Storia della domanda:
Nei progetti classici si sono spesso verificati conflitti tra analisti e architetti, così come tra analisti di sistema e analisti di business: ognuno cercava di "prendere" o, al contrario, di trasferire parte delle responsabilità. Una chiara definizione dei confini è diventata uno dei segni di una squadra matura.
Problema:
Il pericolo consiste nella sovrapposizione e nella duplicazione del lavoro, che portano a malintesi, perdita di responsabilità, ritardi e, in alcuni casi, a un lavoro parallelo e contraddittorio nella descrizione della stessa parte del sistema.
Soluzione:
Caratteristiche chiave:
Deve l'analista di sistema scendere a un livello di progettazione dell'architettura dell'intero sistema?
No, l'architetto è responsabile delle soluzioni architettoniche. L'analista chiarisce i requisiti che l'architetto può utilizzare, ma non progetta l'architettura interamente.
Può l'analista di business occuparsi direttamente della descrizione delle limitazioni tecniche?
Di norma, no — l'analista di business formula i requisiti di business. Le limitazioni tecniche sono di pertinenza dell'analista di sistema o dell'architetto.
Se la descrizione del compito è stata ricevuta dall'analista di business, è necessario che l'analista di sistema duplicasse la riunione con il business?

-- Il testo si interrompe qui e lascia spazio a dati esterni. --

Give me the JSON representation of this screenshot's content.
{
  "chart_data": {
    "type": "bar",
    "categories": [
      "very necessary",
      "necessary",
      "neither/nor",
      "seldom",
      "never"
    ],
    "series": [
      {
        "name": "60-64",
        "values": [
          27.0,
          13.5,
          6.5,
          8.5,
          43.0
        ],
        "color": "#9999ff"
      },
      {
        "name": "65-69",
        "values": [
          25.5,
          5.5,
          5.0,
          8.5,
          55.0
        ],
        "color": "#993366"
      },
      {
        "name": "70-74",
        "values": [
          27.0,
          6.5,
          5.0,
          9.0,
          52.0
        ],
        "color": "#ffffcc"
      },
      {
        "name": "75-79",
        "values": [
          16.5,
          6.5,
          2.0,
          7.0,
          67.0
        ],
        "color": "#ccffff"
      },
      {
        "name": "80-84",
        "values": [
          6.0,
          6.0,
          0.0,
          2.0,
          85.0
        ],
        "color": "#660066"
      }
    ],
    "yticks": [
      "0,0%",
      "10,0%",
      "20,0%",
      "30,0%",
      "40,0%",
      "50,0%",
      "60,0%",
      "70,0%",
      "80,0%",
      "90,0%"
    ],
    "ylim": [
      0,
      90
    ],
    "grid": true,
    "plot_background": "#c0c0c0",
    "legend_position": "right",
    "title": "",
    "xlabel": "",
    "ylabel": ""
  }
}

No, ma l'analista di sistema è obbligato a verificare di aver compreso correttamente e, in caso di ambiguità, a porre domande.
Caso negativo:
Due squadre stavano lavorando parallelamente su una parte del sistema: gli analisti scrivevano una pseudo-architettura, mentre gli architetti descrivevano i processi aziendali. Alla fine, le specifiche erano discordanti, l'implementazione si allungava.
Vantaggi:
Svantaggi:
Caso positivo:
Workshop collaborativo all'inizio, dove è stato concordato chi era responsabile di cosa, documentando confini e interfacce. In seguito, a ogni fase, venivano condotte revisioni di questi accordi.